WordPiece is a subword segmentation algorithm developed at Google, first described by Schuster and Nakajima (2012) for Japanese and Korean speech recognition and later adopted as the tokenizer for BERT (Devlin et al., 2019) and related models. Like BPE, WordPiece starts with a character-level vocabulary and iteratively merges tokens. However, where BPE selects the most frequent pair, WordPiece selects the pair whose merge maximally increases the likelihood of a unigram language model trained on the corpus. This likelihood-based criterion produces vocabularies that are slightly different from BPE, tending to favor merges that reduce the overall surprise of the corpus.
The WordPiece Algorithm
score(a, b) = log P(ab) − log P(a) − log P(b)

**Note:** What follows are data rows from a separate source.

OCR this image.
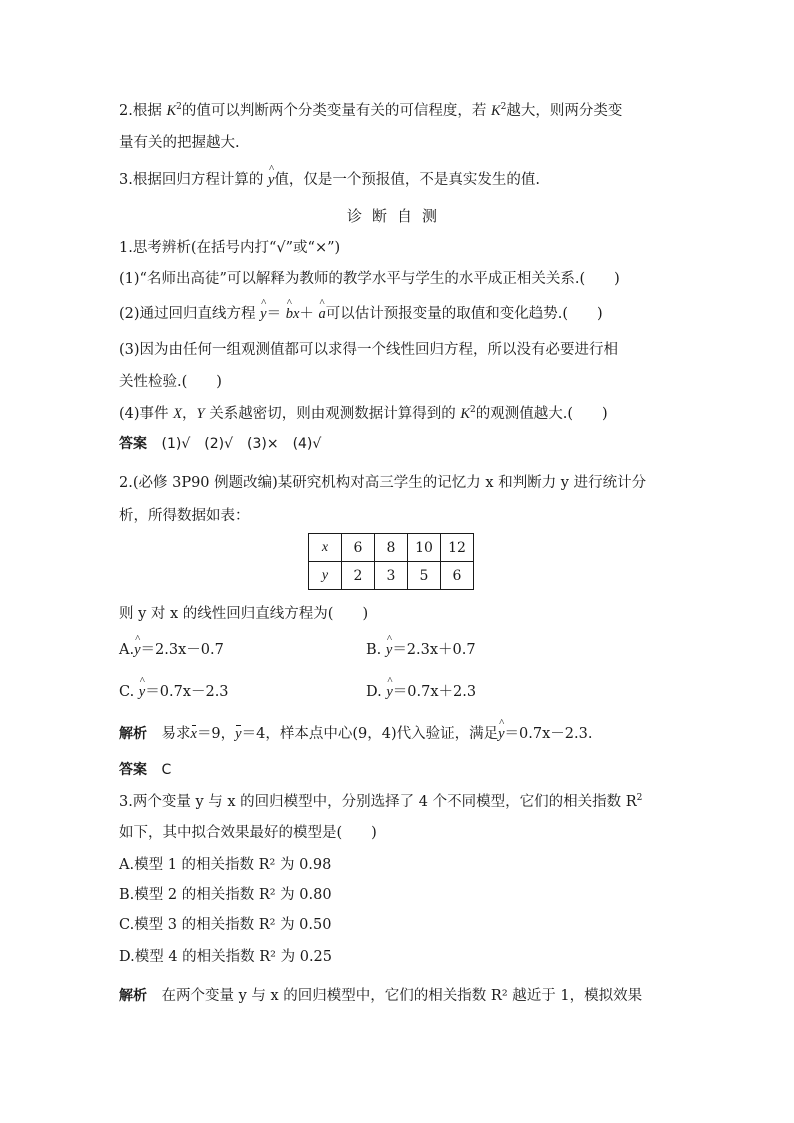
2.根据 $K^2$的值可以判断两个分类变量有关的可信程度，若 $K^2$越大，则两分类变
量有关的把握越大.
3.根据回归方程计算的 ^ y值，仅是一个预报值，不是真实发生的值.
诊断自测
1.思考辨析(在括号内打“√”或“×”)
(1)“名师出高徒”可以解释为教师的教学水平与学生的水平成正相关关系.(　　)
(2)通过回归直线方程 ^ y＝ ^ bx＋ ^ a可以估计预报变量的取值和变化趋势.(　　)
(3)因为由任何一组观测值都可以求得一个线性回归方程，所以没有必要进行相
关性检验.(　　)
(4)事件 X，Y 关系越密切，则由观测数据计算得到的 $K^2$的观测值越大.(　　)
答案　 (1)√　(2)√　(3)×　(4)√
2.(必修 3P90 例题改编)某研究机构对高三学生的记忆力 x 和判断力 y 进行统计分
析，所得数据如表：
x	6	8	10	12
y	2	3	5	6
则 y 对 x 的线性回归直线方程为(　　)
A.^ y＝2.3x－0.7	B. ^ y＝2.3x＋0.7
C. ^ y＝0.7x－2.3	D. ^ y＝0.7x＋2.3
解析　 易求x＝9，y＝4，样本点中心(9，4)代入验证，满足^ y＝0.7x－2.3.
答案　 C
3.两个变量 y 与 x 的回归模型中，分别选择了 4 个不同模型，它们的相关指数 $R^2$
如下，其中拟合效果最好的模型是(　　)
A.模型 1 的相关指数 R² 为 0.98
B.模型 2 的相关指数 R² 为 0.80
C.模型 3 的相关指数 R² 为 0.50
D.模型 4 的相关指数 R² 为 0.25
解析　 在两个变量 y 与 x 的回归模型中，它们的相关指数 R² 越近于 1，模拟效果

= log [freq(ab) / (freq(a) × freq(b))] + const
Select merge: argmax_{(a,b)} score(a, b)
This is equivalent to maximizing the mutual
information of the bigram (a, b)
The merge criterion in WordPiece is equivalent to selecting the bigram with the highest pointwise mutual information (PMI). A pair is merged not just because it is frequent, but because it is more frequent than would be expected given the frequencies of its constituents. This means WordPiece preferentially merges pairs that co-occur more than chance would predict — capturing genuine collocations and morphological patterns rather than simply frequent character sequences. In practice, the difference from BPE is often small, but WordPiece tends to produce slightly more linguistically motivated segments.
WordPiece in BERT
BERT uses a WordPiece vocabulary of 30,522 tokens for English. Words that appear in the vocabulary are tokenized as single tokens; others are split into subword pieces, with continuation pieces marked by a "##" prefix. For example, "unaffordable" might be tokenized as ["un", "##afford", "##able"]. The "##" marker distinguishes word-initial subwords from word-internal ones, preserving some word boundary information. This representation allows BERT to handle any English text without encountering unknown tokens, while keeping the vocabulary size manageable for softmax computation.
Research has shown that WordPiece tokens partially recover morphological structure. Bostrom and Durrett (2020) found that BERT's WordPiece tokenizer aligns with English morpheme boundaries about 60% of the time. However, the alignment is imperfect: high-frequency morphologically complex words (like "unfortunately") may be kept as single tokens, while rare simple words may be split arbitrarily. This has implications for how BERT represents morphologically complex words and whether its internal representations encode compositional morphological semantics.
Comparison with Other Subword Methods
WordPiece differs from BPE primarily in its merge criterion (likelihood-based vs. frequency-based) and from the Unigram Language Model approach (which starts with a large vocabulary and prunes rather than building up). In practice, all three methods produce broadly similar tokenizations for well-resourced languages, with differences emerging mainly at the margins — rare words, technical terms, and morphologically complex forms. The choice between methods is often driven more by implementation convenience than by principled linguistic or performance considerations.
For multilingual models like mBERT and XLM-RoBERTa, the WordPiece vocabulary must cover over 100 languages in a shared vocabulary of typically 100,000-250,000 tokens. The allocation of vocabulary capacity across languages is determined by the training corpus composition and affects per-language performance: languages overrepresented in training receive more dedicated tokens and thus shorter tokenizations, while underrepresented languages are tokenized into longer sequences, increasing both computational cost and the difficulty of learning good representations.